5- Adrain

342 38 9
                                    

(5) Adrain:

[ Media: Theodore Corner.]

Chapter 4: Bagaimana cara melupakan masa lalu dengan mudah?

-★ Black & Blonde ★-

Hanya ruangan ekstra-kulikuler musik di lantai satu yang membuatku tertarik setelah aku mengelilingi sekolah ini (dengan lirikan sana dan sini).

Aku berniat untuk datang lagi ke ruangan itu lagi saat istirahat kedua nanti, karena sekarang aku mendengar suara bel masuk berbunyi. Dengan langkah santai, aku berjalan menuju kelasku.

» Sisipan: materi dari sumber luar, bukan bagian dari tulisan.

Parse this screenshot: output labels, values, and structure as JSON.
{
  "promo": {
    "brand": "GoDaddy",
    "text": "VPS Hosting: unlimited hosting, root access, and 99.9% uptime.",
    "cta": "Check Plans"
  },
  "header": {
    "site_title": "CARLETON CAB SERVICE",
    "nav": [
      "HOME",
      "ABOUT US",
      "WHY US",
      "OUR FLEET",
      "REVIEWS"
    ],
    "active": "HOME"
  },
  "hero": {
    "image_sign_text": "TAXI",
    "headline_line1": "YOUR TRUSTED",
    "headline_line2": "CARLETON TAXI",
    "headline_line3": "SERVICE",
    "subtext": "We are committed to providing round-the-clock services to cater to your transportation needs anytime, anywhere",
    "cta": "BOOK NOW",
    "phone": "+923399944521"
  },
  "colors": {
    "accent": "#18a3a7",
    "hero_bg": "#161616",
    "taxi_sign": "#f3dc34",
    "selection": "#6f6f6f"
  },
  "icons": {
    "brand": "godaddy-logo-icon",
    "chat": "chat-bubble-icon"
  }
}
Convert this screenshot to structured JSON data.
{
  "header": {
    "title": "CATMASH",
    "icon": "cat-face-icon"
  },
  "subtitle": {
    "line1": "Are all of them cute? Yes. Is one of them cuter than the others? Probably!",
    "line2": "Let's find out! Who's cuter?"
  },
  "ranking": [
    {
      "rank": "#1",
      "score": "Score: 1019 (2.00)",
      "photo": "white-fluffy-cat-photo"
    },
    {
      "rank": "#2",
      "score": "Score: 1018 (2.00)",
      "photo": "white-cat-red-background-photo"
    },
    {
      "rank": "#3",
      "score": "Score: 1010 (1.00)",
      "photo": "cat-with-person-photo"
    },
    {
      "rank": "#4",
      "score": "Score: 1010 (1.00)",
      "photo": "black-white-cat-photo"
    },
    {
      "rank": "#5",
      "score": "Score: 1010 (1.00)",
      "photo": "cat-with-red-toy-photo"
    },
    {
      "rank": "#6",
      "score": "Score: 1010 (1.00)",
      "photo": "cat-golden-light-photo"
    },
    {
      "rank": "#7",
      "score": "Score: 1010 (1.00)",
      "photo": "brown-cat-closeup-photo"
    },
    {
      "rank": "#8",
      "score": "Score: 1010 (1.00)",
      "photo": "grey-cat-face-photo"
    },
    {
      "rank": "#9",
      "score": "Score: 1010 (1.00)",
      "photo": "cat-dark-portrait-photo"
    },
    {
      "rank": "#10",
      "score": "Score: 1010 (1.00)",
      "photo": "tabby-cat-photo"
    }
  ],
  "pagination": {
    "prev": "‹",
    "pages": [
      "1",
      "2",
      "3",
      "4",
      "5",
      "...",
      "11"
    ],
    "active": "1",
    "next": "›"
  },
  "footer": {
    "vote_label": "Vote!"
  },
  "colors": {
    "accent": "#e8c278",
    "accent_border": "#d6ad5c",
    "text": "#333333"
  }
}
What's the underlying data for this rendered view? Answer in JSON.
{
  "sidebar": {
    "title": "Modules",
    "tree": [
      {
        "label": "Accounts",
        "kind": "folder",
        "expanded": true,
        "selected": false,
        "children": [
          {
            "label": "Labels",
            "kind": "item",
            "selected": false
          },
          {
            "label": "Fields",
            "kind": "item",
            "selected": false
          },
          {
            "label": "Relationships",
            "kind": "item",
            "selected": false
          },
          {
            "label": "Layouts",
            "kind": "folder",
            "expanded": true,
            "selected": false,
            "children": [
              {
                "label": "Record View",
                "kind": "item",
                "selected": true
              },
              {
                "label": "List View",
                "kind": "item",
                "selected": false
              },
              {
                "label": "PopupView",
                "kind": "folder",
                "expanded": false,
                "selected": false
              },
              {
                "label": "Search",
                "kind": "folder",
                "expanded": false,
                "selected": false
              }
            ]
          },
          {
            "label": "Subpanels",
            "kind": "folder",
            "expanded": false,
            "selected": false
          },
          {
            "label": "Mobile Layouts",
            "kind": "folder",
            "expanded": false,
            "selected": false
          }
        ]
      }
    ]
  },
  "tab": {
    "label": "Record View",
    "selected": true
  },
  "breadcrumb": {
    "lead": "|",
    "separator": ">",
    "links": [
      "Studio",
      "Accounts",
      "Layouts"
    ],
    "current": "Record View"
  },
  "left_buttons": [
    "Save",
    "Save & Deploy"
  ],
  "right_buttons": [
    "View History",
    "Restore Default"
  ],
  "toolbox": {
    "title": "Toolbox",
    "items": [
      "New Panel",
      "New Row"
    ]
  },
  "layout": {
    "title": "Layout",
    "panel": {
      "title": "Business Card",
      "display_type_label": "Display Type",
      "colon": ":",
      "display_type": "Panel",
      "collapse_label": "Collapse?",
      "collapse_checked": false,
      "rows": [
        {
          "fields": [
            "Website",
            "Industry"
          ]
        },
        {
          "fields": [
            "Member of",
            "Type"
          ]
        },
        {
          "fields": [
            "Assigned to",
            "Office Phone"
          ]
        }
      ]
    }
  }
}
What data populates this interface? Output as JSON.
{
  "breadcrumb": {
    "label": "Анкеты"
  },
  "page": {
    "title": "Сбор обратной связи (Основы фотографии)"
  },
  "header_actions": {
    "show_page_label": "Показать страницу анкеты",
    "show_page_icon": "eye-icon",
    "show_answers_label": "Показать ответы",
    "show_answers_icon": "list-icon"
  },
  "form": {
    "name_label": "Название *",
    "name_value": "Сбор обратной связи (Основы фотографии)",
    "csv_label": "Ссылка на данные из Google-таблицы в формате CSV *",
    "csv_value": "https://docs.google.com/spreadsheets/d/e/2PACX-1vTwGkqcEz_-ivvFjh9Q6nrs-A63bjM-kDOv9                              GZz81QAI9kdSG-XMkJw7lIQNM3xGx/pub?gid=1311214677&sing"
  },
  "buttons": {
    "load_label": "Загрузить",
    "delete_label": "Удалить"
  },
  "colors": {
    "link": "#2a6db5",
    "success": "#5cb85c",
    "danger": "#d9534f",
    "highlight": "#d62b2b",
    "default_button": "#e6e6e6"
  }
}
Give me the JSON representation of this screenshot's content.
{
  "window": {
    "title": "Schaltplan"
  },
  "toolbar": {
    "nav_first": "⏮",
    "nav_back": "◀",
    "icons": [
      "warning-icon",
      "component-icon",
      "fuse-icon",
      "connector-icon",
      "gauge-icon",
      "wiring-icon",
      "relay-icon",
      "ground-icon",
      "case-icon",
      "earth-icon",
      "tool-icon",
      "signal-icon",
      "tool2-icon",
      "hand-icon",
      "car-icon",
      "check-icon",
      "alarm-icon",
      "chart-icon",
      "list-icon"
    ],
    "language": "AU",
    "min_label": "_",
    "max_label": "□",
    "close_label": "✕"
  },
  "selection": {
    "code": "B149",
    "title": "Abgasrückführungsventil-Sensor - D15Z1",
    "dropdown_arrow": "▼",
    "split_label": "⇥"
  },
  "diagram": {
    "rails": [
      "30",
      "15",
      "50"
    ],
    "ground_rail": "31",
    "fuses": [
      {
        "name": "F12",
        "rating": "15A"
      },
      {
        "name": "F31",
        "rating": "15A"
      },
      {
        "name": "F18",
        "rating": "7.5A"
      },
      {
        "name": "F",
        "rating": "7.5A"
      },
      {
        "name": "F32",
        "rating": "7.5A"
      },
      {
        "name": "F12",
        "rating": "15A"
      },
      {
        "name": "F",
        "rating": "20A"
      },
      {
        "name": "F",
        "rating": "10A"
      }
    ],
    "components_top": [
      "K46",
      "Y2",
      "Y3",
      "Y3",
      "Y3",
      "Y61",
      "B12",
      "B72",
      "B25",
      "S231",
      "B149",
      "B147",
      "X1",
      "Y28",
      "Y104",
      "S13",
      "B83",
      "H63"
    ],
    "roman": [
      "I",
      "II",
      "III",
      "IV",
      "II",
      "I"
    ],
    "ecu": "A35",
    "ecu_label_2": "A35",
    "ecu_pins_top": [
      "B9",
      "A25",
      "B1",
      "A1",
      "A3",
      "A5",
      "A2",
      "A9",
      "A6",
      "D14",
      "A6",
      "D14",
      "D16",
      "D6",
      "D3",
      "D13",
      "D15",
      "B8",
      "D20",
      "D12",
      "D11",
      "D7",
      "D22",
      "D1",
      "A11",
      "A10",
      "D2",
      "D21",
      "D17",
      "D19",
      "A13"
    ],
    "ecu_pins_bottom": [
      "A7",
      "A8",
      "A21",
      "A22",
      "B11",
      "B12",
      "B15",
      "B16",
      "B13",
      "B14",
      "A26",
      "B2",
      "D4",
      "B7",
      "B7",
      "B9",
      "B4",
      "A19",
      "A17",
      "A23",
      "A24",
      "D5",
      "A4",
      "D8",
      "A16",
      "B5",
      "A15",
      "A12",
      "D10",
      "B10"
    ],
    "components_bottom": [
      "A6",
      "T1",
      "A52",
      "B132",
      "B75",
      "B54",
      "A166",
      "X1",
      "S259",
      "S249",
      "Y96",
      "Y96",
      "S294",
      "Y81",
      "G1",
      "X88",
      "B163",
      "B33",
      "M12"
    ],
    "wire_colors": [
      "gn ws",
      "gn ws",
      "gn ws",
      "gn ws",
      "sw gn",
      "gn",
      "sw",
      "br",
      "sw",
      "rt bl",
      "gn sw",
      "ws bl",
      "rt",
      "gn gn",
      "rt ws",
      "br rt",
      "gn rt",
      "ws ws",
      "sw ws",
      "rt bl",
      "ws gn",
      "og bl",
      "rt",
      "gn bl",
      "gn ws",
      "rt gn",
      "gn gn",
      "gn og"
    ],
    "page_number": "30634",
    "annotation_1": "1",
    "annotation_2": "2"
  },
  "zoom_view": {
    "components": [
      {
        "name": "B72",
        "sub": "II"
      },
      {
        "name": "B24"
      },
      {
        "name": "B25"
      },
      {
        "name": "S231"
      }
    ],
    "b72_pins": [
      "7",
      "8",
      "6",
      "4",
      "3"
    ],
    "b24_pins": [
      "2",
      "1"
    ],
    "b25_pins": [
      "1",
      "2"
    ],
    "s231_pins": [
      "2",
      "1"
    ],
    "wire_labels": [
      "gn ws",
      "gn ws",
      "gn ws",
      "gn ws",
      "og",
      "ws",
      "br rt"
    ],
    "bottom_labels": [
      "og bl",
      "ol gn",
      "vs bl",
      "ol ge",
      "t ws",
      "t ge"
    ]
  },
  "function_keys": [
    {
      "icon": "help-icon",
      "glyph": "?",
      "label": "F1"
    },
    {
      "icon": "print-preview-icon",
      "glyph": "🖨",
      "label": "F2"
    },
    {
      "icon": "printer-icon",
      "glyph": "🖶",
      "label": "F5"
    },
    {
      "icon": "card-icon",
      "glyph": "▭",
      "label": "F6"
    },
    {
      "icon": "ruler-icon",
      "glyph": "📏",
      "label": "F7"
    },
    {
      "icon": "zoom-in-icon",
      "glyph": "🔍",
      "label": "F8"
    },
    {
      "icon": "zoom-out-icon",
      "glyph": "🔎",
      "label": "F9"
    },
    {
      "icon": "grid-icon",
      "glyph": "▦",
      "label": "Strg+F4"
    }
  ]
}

Saat memasuki kelas, aku melihat lirikan dan bisikan dari cewek-cewek yang aku yakin naksir padaku. Ada sorot sakit hati, sedih, jijik, tak percaya, dan— heh, apa cewek yang diujung itu tetap menatapku dengan mata berbinar? Atau hanya mataku yang salah membaca?

Aku menggelengkan kepalaku dan duduk di kursiku, lalu menjatuhkan kepalaku ke atas meja setelah aku melipat tanganku dan menaruhnya sebagai bantalan.

"MRS. THOMPSON TIDAK MASUK!" Seru seseorang yang entah siapa dengan suara riang, yang disahuti dengan sorakan gembira semua murid dikelas— minus aku.

"Siapa pula itu Mrs. Thompson?" tanyaku dalam gumaman sambil menutup mataku. Mungkin aku bisa menggunakan jam kosong ini untuk tidur. Daripada hanya berdiam diri dan membuatku mati saking bosannya.

"Dia itu guru yang sangat galak," ucapan seorang gadis di sampingku— siapa namanya? Brown sih, kalau tidak salah —membuatku membuka mata dan menatap gadis berambut ikal yang sedang membaca buku itu. Huh? "Mrs. Thompson sangat disiplin dan tidak menoleransi kesalahan sekecil apapun," tambah si gadis Brown itu saat (mungkin) sadar kalau aku tidak mengerti.

Aku hanya mengangguk dan kembali menutup mataku. Bukannya guru yang seperti itu justru bagus, ya? Pikirku sambil mencoba untuk beristirahat. Ah, ini jam kosong, kan? Apa aku bisa menggunakannya untuk mengunjungi ruang ekstra-kulikuler musik?

"Brown? Apa pelajaran setelah pelajaran Mrs. Thompson?" Tanyaku pada si gadis Brown disampingku yang masih saja membaca buku.

"Pelajaran Mrs. Thompson itu sampai istirahat kedua," jawab gadis itu bahkan tanpa mengalihkan pandangannya dari buku yang dibacanya.

Aku mengangguk dan berdiri untuk keluar dari kelas.

Setelah memastikan bahwa tak ada orang di lorong sekolah, aku berjalan menyusuri koridor dan melangkahkan kakiku menuju ke ruang ekstra-kulikuler musik. Menuju ke ruang ekstra-kulikuler musik tidak membutuhkan waktu yang lama. Aku hanya butuh sembilan menit untuk sampai di ruangan itu.

Aku mendorong pintu ruang ekstra-kulikuler musik hingga terbuka, lalu berjalan masuk ke dalamnya.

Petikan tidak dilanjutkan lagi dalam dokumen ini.